/report-etl-pipeline

A Dagster pipeline to fetch radiology reports from ADIT and send them to RADIS for FTS.

Primary LanguagePython

Report ETL Pipeline

About

Report ETL Pipeline is a Dagster pipeline to extract radiological reports (inside SR Modality instances) from a PACS (by using ADIT) and transfer them to RADIS for creating a full-text search index. The pipeline contains two jobs. collect_reports_job collects all reports since the year 2012 (by using Dagster backfills) and also has a schedule to collect reports during the night from the previous day to send them to RADIS. revise_reports_job has a schedule to collect reports from the day 7 days before to collect changed or afterwards added reports and send those to RADIS.

Setup

  • Both development and production uses Docker Compose to setup the Dagster server
  • dagster_home_dev resp. dagster_home_prod folder in the workspace is mounted as DAGSTER_HOME folder.
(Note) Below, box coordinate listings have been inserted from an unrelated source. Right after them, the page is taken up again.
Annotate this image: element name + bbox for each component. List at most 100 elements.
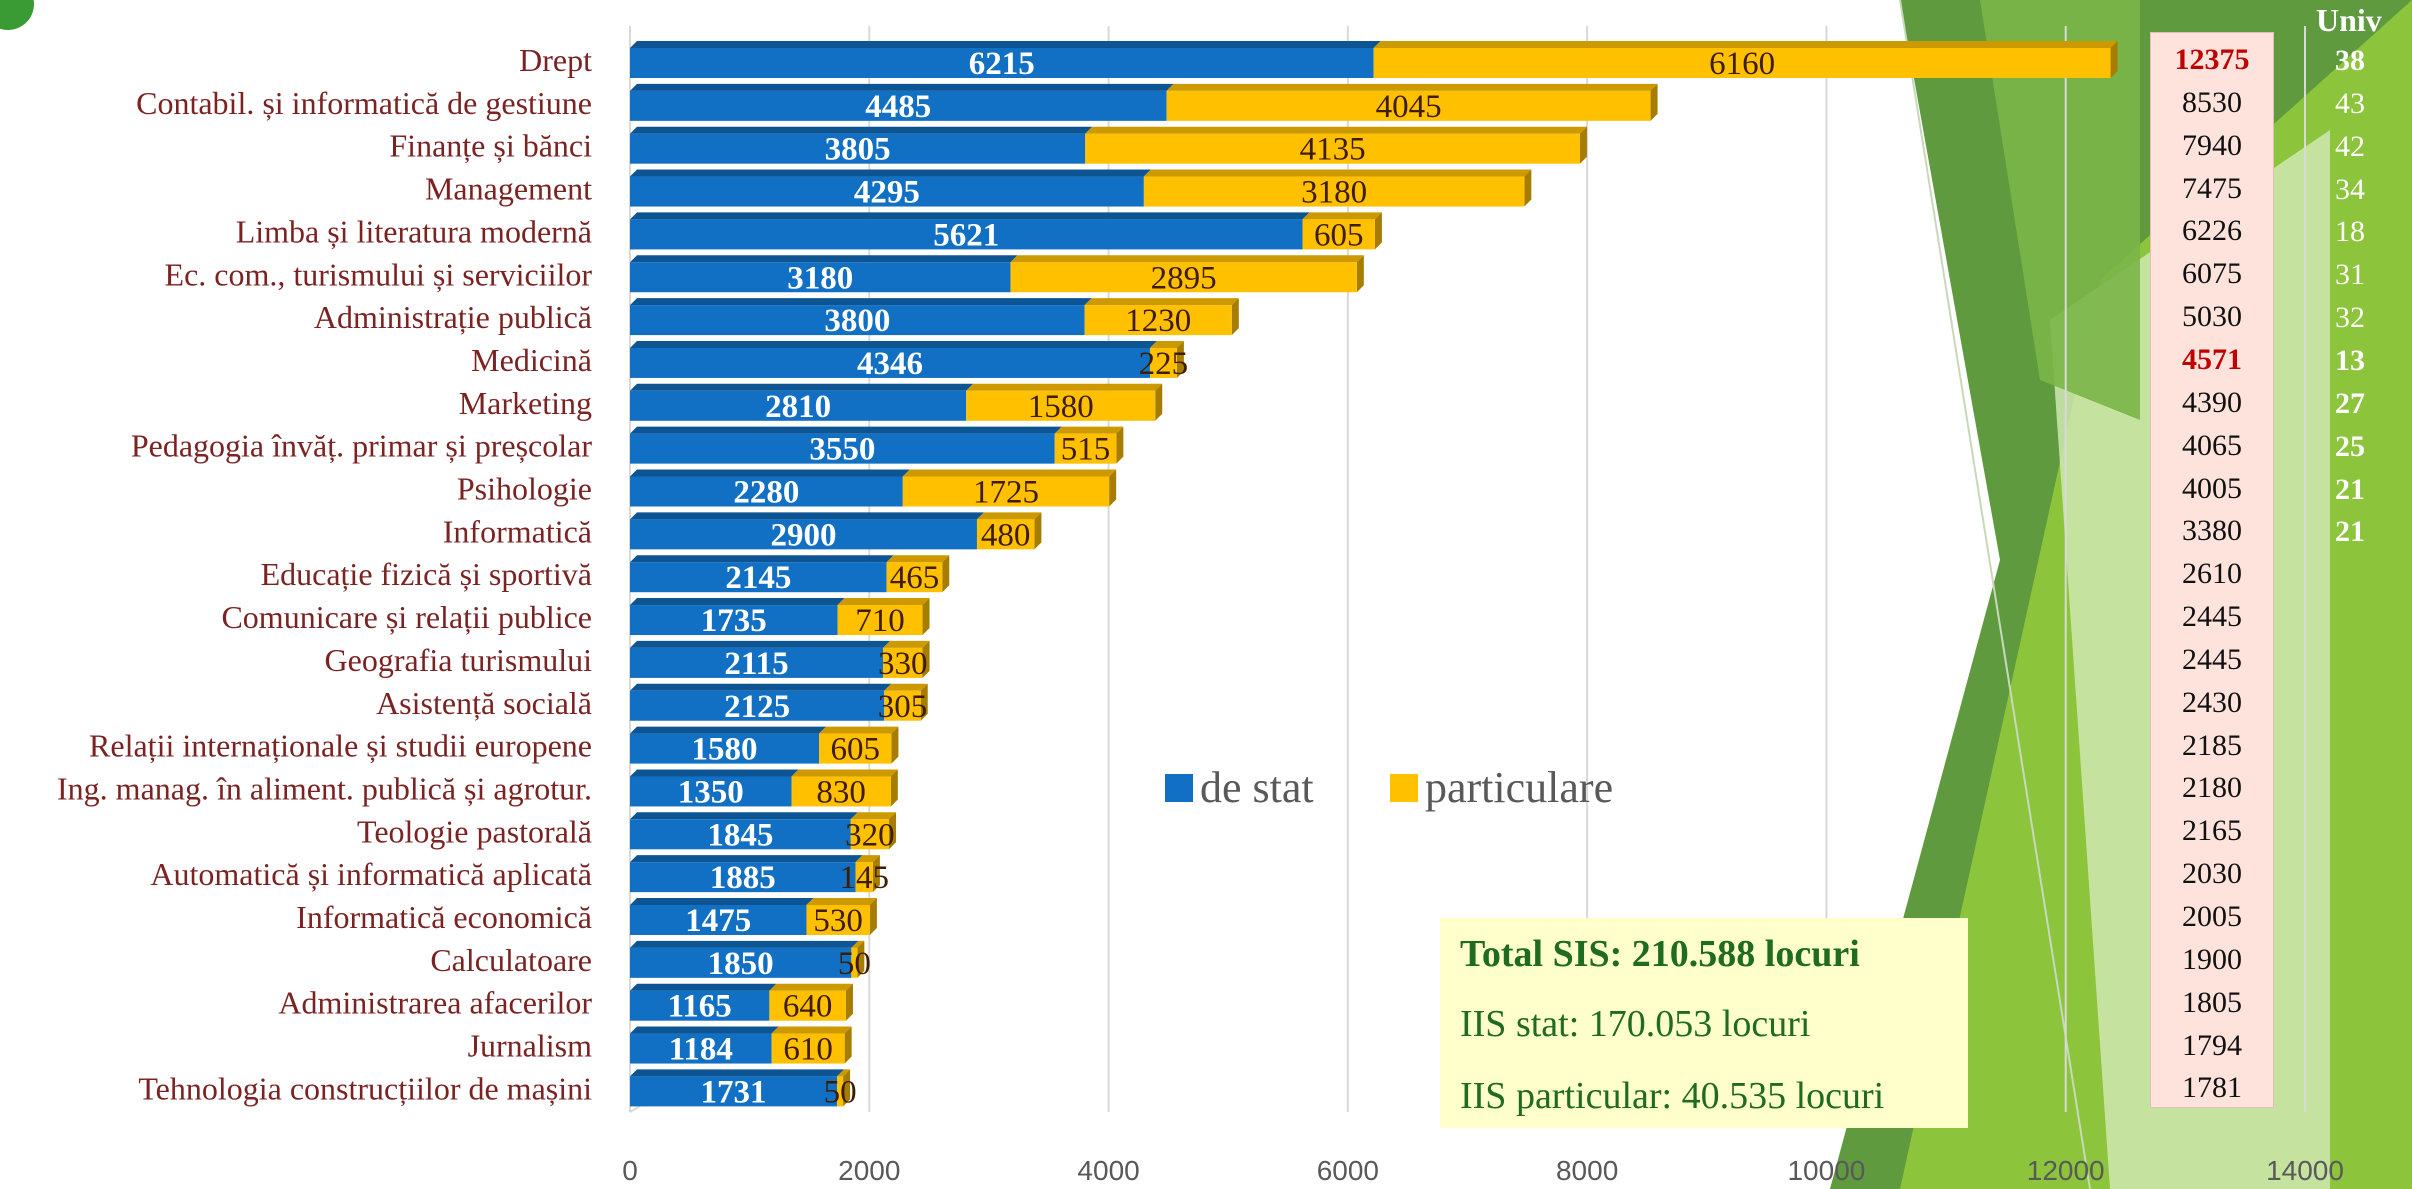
- category-label: Limba și literatura modernă: [236, 213, 592, 249]
- data-label-particulare: 145: [839, 860, 889, 896]
- bar-top-particulare: [806, 898, 877, 905]
- bar-top-stat: [630, 469, 910, 477]
- data-label-stat: 4295: [854, 175, 920, 211]
- bar-top-particulare: [837, 598, 930, 606]
- category-label: Tehnologia construcțiilor de mașini: [138, 1070, 592, 1106]
- category-label: Ec. com., turismului și serviciilor: [165, 256, 593, 292]
- data-label-particulare: 830: [816, 774, 866, 810]
- bar-top-stat: [630, 212, 1310, 220]
- univ-cell: 34: [2335, 172, 2365, 206]
- category-label: Geografia turismului: [325, 642, 593, 678]
- x-tick-label: 2000: [838, 1155, 900, 1186]
- data-label-particulare: 6160: [1709, 46, 1775, 82]
- bar-top-particulare: [883, 640, 930, 648]
- data-label-particulare: 4045: [1376, 89, 1442, 125]
- summary-stat: IIS stat: 170.053 locuri: [1460, 1003, 1811, 1045]
- bar-particulare: [837, 1076, 844, 1107]
- data-label-stat: 1475: [685, 903, 751, 939]
- bar-stat: [630, 90, 1167, 121]
- total-cell: 2185: [2182, 728, 2242, 762]
- x-tick-label: 8000: [1556, 1155, 1618, 1186]
- bar-top-particulare: [769, 983, 853, 991]
- category-label: Informatică: [443, 513, 592, 549]
- bar-side-particulare: [1231, 298, 1239, 336]
- data-label-stat: 1850: [708, 946, 774, 982]
- total-cell: 4390: [2182, 385, 2242, 419]
- univ-cell: 27: [2335, 386, 2365, 420]
- bar-stat: [630, 476, 903, 507]
- data-label-stat: 2125: [724, 689, 790, 725]
- bar-top-stat: [630, 512, 984, 520]
- data-label-particulare: 480: [981, 517, 1031, 553]
- data-label-stat: 2900: [770, 517, 836, 553]
- data-label-particulare: 2895: [1151, 260, 1217, 296]
- total-cell: 2005: [2182, 900, 2242, 933]
- bar-top-particulare: [1084, 298, 1239, 306]
- bar-particulare: [1085, 133, 1580, 164]
- data-label-stat: 1184: [669, 1032, 733, 1068]
- total-cell: 1781: [2182, 1071, 2242, 1105]
- bar-side-particulare: [857, 940, 865, 978]
- bar-stat: [630, 176, 1144, 207]
- total-cell: 5030: [2182, 300, 2242, 334]
- bar-particulare: [819, 733, 892, 764]
- data-label-particulare: 610: [783, 1032, 833, 1068]
- bar-side-particulare: [1579, 126, 1587, 164]
- x-tick-label: 4000: [1077, 1155, 1139, 1186]
- data-label-stat: 3805: [825, 132, 891, 168]
- data-label-stat: 1350: [678, 774, 744, 810]
- bar-particulare: [884, 690, 921, 721]
- x-tick-label: 12000: [2027, 1155, 2105, 1186]
- total-cell: 8530: [2182, 85, 2242, 119]
- bar-top-particulare: [855, 855, 880, 863]
- data-label-stat: 5621: [933, 217, 999, 253]
- bar-top-stat: [630, 598, 845, 606]
- bar-stat: [630, 562, 887, 593]
- bar-top-particulare: [1166, 83, 1658, 91]
- bar-top-particulare: [1302, 212, 1382, 220]
- bar-stat: [630, 733, 820, 764]
- bar-top-particulare: [1010, 255, 1364, 263]
- bar-side-particulare: [845, 983, 853, 1021]
- total-cell: 1794: [2182, 1028, 2242, 1062]
- univ-cell: 13: [2335, 343, 2365, 377]
- data-label-stat: 1735: [701, 603, 767, 639]
- bar-particulare: [791, 776, 891, 807]
- summary-particular: IIS particular: 40.535 locuri: [1460, 1075, 1885, 1117]
- bar-stat: [630, 1076, 838, 1107]
- bar-top-particulare: [837, 1069, 851, 1077]
- bar-side-particulare: [1374, 212, 1382, 250]
- bar-side-particulare: [1034, 512, 1042, 550]
- bar-top-stat: [630, 683, 892, 691]
- data-label-stat: 3550: [809, 432, 875, 468]
- bar-side-particulare: [844, 1026, 852, 1064]
- bar-particulare: [769, 990, 846, 1021]
- total-cell: 1900: [2182, 942, 2242, 976]
- x-tick-label: 0: [622, 1155, 638, 1186]
- summary-total: Total SIS: 210.588 locuri: [1460, 933, 1860, 975]
- bar-side-particulare: [1116, 426, 1124, 464]
- bar-particulare: [837, 605, 923, 636]
- category-label: Marketing: [459, 385, 592, 421]
- bar-top-stat: [630, 169, 1151, 177]
- data-label-particulare: 640: [783, 989, 833, 1025]
- bar-stat: [630, 990, 770, 1021]
- bar-top-particulare: [1085, 126, 1587, 134]
- bar-particulare: [1373, 48, 2111, 78]
- green-shape-line: [1899, 0, 2091, 1189]
- bar-top-stat: [630, 340, 1157, 348]
- data-label-stat: 6215: [969, 46, 1035, 82]
- category-label: Administrație publică: [314, 299, 592, 335]
- bar-top-particulare: [1054, 426, 1124, 434]
- bar-side-particulare: [843, 1069, 851, 1107]
- legend-label-stat: de stat: [1200, 763, 1314, 812]
- category-label: Comunicare și relații publice: [221, 599, 592, 635]
- bar-top-stat: [630, 1026, 779, 1034]
- total-cell: 4065: [2182, 428, 2242, 462]
- bar-top-particulare: [976, 512, 1042, 520]
- bar-stat: [630, 862, 856, 893]
- data-label-stat: 2145: [725, 560, 791, 596]
- data-label-particulare: 710: [855, 603, 905, 639]
- bar-side-particulare: [869, 898, 877, 935]
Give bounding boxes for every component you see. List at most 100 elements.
Every data output by the pipelines is stored in those folders.
  • Copy example.env to .env.dev or resp. .env.prod and edit the settings in there.
  • Artifacts are stored according to ARTIFACTS_DIR. If ARTIFACTS_DIR is not set then the files are stored in the DAGSTER_HOME folder under storage.
  • A relative ARTIFACTS_DIR path is stored relative to DAGSTER_HOME which is dagster_home_dev folder in development and dagster_home_prod folder in production.
  • Production uses Nginx for basic auth and SSL encryption.
    • Generate a password file for basic authentication by using htpasswd -c .htpasswd <username> (needs apache2-utils to be installed).
    • Generate SSL certificate with openssl req -x509 -nodes -days 365 -newkey rsa:2048 -keyout ssl.key -out ssl.crt (nothing has to be filled out)
  • Attach the virtual environment with poetry shell and then start the stack with inv compose-up or inv compose-up --env prod.
  • Forward port 3500 in development resp. 3600 in production to Dagster UI in VS Code ports tab.
  • Alternatively (for testing purposes), run a single job from command line, e.g. python ./scripts/materialize_assets.py -d ./artifacts/ 2023-01-01.